How do we actually use theories? We can specify constraints over type variables with them:
multi pow (::T $x, Int $power --> ::T <= Ring{::T}) {
my $result = $x;
for (2..$power) { $result *= $x }
return $result;
}
This says that pow works on any first argument, as long as it belongs
to a type that models Ring. <= is to be read as "where" or
"requires" or "is implied by". It needs a better spelling.
Roles and factories reduce to theories using a topic type. So the role:
role Foo {
method bar () {...}
}
Is equivalent to the theory:
theory Foo{::T} {
multi bar (T) {...}
}
Because the role specifies a topic type (which we named ::T when we
converted to a theory), and method defines a multi with its first
argument being the topic type. It is an error to define a method
when there is no topic type.
Conversely, a factory just reduces to a theory with a topic type.
generator defines a multi with its return type being the topic
type.
But roles and factories are a bit more special than theories. They have one additional property each:
That is, every subset of something that does a role also does that role, and every superset of something that does a factory also does that factory. This is self-evident when you notice that roles can only have methods and factories can only have generators.
When you specify a type in a type signature, you're really specifying a type variable with a constraint:
multi foo (Bar $x) {...}
Is equivalent to:
multi foo (::T $x <= Bar{::T}) {...}
And so a role that returns the type the role defines is still a role, even though it appears to depend on the type contravariantly:
role Foo {
method bar (--> Foo) {...}
}
Is equivalent to:
theory Foo{::T} {
multi bar (T --> Foo) {...}
# which is
multi bar (T --> ::U <= Foo{U}) {...}
}
That is, you don't return the same type, you just return one that conforms to the same interface.

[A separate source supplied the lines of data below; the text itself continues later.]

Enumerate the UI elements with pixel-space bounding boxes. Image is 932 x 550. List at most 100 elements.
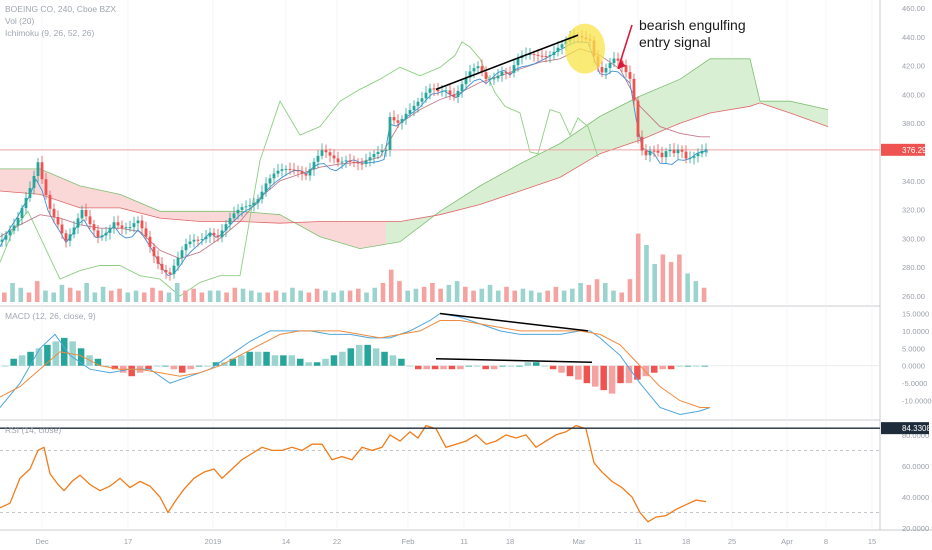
volume-bar (619, 292, 625, 302)
cloud-segment (458, 198, 460, 211)
cloud-segment (764, 101, 766, 105)
candle-body (392, 117, 396, 121)
candle-body (704, 149, 708, 152)
cloud-segment (58, 176, 60, 202)
candle-body (44, 179, 48, 195)
cloud-segment (274, 214, 276, 223)
cloud-segment (126, 196, 128, 210)
cloud-segment (332, 221, 334, 241)
cloud-segment (366, 221, 368, 248)
cloud-segment (168, 211, 170, 219)
macd-histogram-bar (507, 365, 515, 367)
cloud-segment (388, 221, 390, 244)
cloud-segment (408, 219, 410, 236)
candle-body (476, 66, 480, 69)
macd-histogram-bar (77, 348, 85, 366)
cloud-segment (546, 149, 548, 183)
macd-histogram-bar (35, 348, 43, 366)
cloud-segment (326, 221, 328, 240)
macd-histogram-bar (575, 365, 582, 380)
macd-histogram-bar (145, 365, 152, 370)
candle-body (496, 75, 500, 79)
candle-body (16, 217, 20, 226)
macd-histogram-bar (693, 365, 700, 367)
candle-body (92, 224, 96, 231)
candle-body (464, 77, 468, 85)
macd-histogram-bar (170, 365, 178, 370)
macd-histogram-bar (52, 341, 60, 366)
time-axis[interactable]: Dec 17 2019 14 22 Feb 11 18 Mar 11 18 25 Apr 8 15 (35, 537, 876, 546)
cloud-segment (536, 154, 538, 186)
cloud-segment (400, 221, 402, 242)
macd-histogram-bar (415, 365, 422, 370)
price-label: 376.29 (902, 146, 927, 155)
cloud-segment (272, 214, 274, 223)
candle-body (236, 209, 240, 214)
macd-histogram-bar (398, 358, 405, 366)
candle-body (556, 47, 560, 52)
candle-body (68, 234, 72, 241)
cloud-segment (446, 206, 448, 214)
cloud-segment (738, 58, 740, 109)
legend-macd[interactable]: MACD (12, 26, close, 9) (5, 311, 96, 321)
legend-symbol[interactable]: BOEING CO, 240, Cboe BZX (5, 4, 117, 14)
cloud-segment (416, 218, 418, 230)
candle-body (148, 236, 152, 247)
candle-body (416, 101, 420, 106)
cloud-segment (740, 58, 742, 108)
candle-body (248, 205, 252, 207)
legend-rsi[interactable]: RSI (14, close) (5, 425, 62, 435)
volume-bar (100, 286, 106, 302)
cloud-segment (218, 211, 220, 222)
cloud-segment (70, 181, 72, 206)
cloud-segment (354, 221, 356, 248)
cloud-segment (792, 101, 794, 115)
cloud-segment (518, 163, 520, 192)
cloud-segment (816, 106, 818, 124)
cloud-segment (6, 168, 8, 192)
cloud-segment (210, 211, 212, 222)
cloud-segment (560, 142, 562, 178)
cloud-segment (84, 186, 86, 208)
candle-body (156, 256, 160, 264)
cloud-segment (106, 191, 108, 208)
candle-body (492, 78, 496, 80)
cloud-segment (280, 214, 282, 224)
cloud-segment (108, 191, 110, 208)
cloud-segment (592, 120, 594, 159)
volume-bar (594, 279, 600, 302)
time-tick-label: 22 (333, 537, 341, 546)
cloud-segment (596, 117, 598, 157)
cloud-segment (824, 108, 826, 126)
macd-trend-line (435, 358, 593, 364)
macd-histogram-bar (10, 358, 17, 366)
cloud-segment (16, 168, 18, 193)
candle-body (252, 202, 256, 206)
candle-body (404, 113, 408, 119)
price-axis[interactable]: 460.00440.00420.00400.00380.00360.00340.… (881, 4, 932, 533)
macd-histogram-bar (229, 358, 237, 366)
cloud-segment (790, 101, 792, 114)
cloud-segment (768, 101, 770, 107)
cloud-segment (622, 104, 624, 147)
legend-ichimoku[interactable]: Ichimoku (9, 26, 52, 26) (5, 28, 95, 38)
legend-volume[interactable]: Vol (20) (5, 16, 35, 26)
macd-histogram-bar (440, 365, 447, 370)
candle-body (188, 241, 192, 245)
volume-bar (117, 288, 122, 302)
cloud-segment (550, 147, 552, 181)
cloud-segment (96, 189, 98, 208)
candle-body (652, 150, 656, 152)
cloud-segment (734, 58, 736, 109)
volume-bar (479, 288, 485, 302)
annotation-line-1: bearish engulfing (639, 17, 746, 33)
volume-bar (323, 290, 328, 302)
candle-body (24, 197, 28, 209)
cloud-segment (454, 201, 456, 212)
cloud-segment (334, 221, 336, 242)
cloud-segment (690, 71, 692, 120)
candle-body (600, 67, 604, 73)
candle-body (56, 217, 60, 225)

Finally, let's look at the full reduction of our Tree union type and
try to understand it:
union Tree (
Leaf($value),
Branch(Tree $left, Tree $right),
);
This turns into:
theory Leaf{::T} { # expanded from "role Leaf"

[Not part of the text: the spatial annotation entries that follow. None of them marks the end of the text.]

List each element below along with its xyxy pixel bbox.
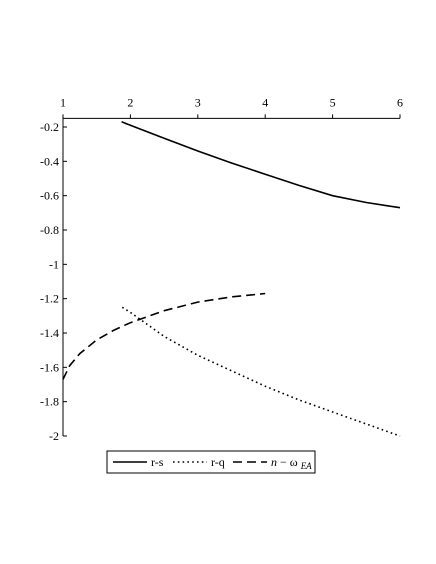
series-line-solid: [121, 121, 401, 209]
y-tick-label: -1.4: [40, 326, 59, 340]
x-ticks: 1 2 3 4 5 6: [60, 95, 403, 119]
x-tick-label: 4: [262, 95, 268, 109]
series-layer: [62, 121, 401, 437]
legend-label-n: n: [271, 455, 277, 469]
x-tick-label: 6: [397, 95, 403, 109]
series-line-dotted: [121, 306, 401, 437]
legend-label-r-q: r-q: [211, 455, 225, 469]
y-ticks: -0.2 -0.4 -0.6 -0.8 -1 -1.2 -1.4 -1.6 -1.8 -2: [40, 120, 67, 443]
x-tick-label: 2: [127, 95, 133, 109]
legend-box: [106, 450, 316, 474]
x-tick-label: 1: [60, 95, 66, 109]
y-tick-label: -1: [49, 257, 59, 271]
y-tick-label: -1.8: [40, 395, 59, 409]
x-tick-label: 5: [330, 95, 336, 109]
y-tick-label: -0.2: [40, 120, 59, 134]
y-tick-label: -0.6: [40, 189, 59, 203]
y-tick-label: -2: [49, 429, 59, 443]
y-tick-label: -0.4: [40, 154, 59, 168]
legend-label-r-s: r-s: [151, 455, 164, 469]
series-line-dashed: [62, 292, 266, 380]
y-tick-label: -1.2: [40, 292, 59, 306]
y-tick-label: -0.8: [40, 223, 59, 237]
legend-label-subscript: EA: [300, 461, 312, 471]
legend-label-omega: ω: [290, 455, 298, 469]
y-tick-label: -1.6: [40, 360, 59, 374]
x-tick-label: 3: [195, 95, 201, 109]
legend: r-s r-q n − ω EA: [106, 450, 316, 474]
legend-label-n-omega-ea: n − ω EA: [271, 455, 312, 471]
legend-label-minus: −: [280, 455, 290, 469]
axes: [62, 117, 400, 436]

multi pattern:<Leaf> (T --> (Any,)) {...}
}
theory Branch{::T} {
multi pattern:<Branch> (T --> (::U, ::V)
<= Tree{::U} && Tree{::V}) {...}
}
theory Tree{::T} <= Leaf{::T} || Branch{::T} { # note the or
multi Leaf ($value --> T) {...}
multi Branch (::A $left, ::B $right --> T
<= Tree{::A} && Tree{::B})
{...}
}
Whew, good thing we don't have to write that. As you can see, even
though it looks like Branch is behaving covariantly by looking at the
union, it isn't. A branch accepts any two things that behave like this
Tree, not the tree itself.
Here is a summary of the object-oriented vocabulary in Perl:
theory
role
factory
class
union
model
models
does
models. A does B is a shorthand for
A{::T} models B{::T}.
multi
method
generator
There's a little problem with the GADT form:
union AST[::] (
Const(::T --> AST[::T]),
);
This convolves to:
theory AST{::A, ::B} {
multi Const(::T --> ::U <= AST[::T]{::U}) {...}
}
Which doesn't even say anything about ::B. It should be:
theory AST{V} {
multi Const(::T --> ::U <= V{::T, ::U}) {...}
}
That is, it is a theory-valued theory. I guess this makes sense, as all types are really theories. But so far type variables can only assume concrete types; that's the cool thing about them. You can never explicitly mention a concrete type, but that's the only thing a variable can be, so you have to go through interfaces.
I suppose theory-valued theories are necessary if we want GADT (and there are probably some other uses as well), but I fear what it will do to the type inferencer. Maybe there is another way.
UPDATE: There is, and here it is. Each case gets its own theory, which lifts the return value from the constructor. Let's consider a two-constructor union:
union AST[::] (
Const(::T --> AST[::T]),
TestZero(AST[Int] --> AST[Bool]),
);
This convolves to:
theory AST::Const{::T, ::ASTT} {
multi Const(T --> ASTT) {...}
}
theory AST::TestZero{::ASTBool} {
multi TestZero(::T --> ASTBool
<= AST{::TInt, ::T} && Int{::TInt}) {...}
}
# I'll use => as a shorthand for "implies"; i.e. a => b is
# equivalent to !a || b
theory AST{::Param, ::Tree}
<= AST::Const{::Param, ::Tree}
&& (Bool{::Param} => AST::TestZero{::Tree})
{ }
So it all reduces to complex logic between concrete (non-variable)
theories T and type variables ::V in the form T{::V}.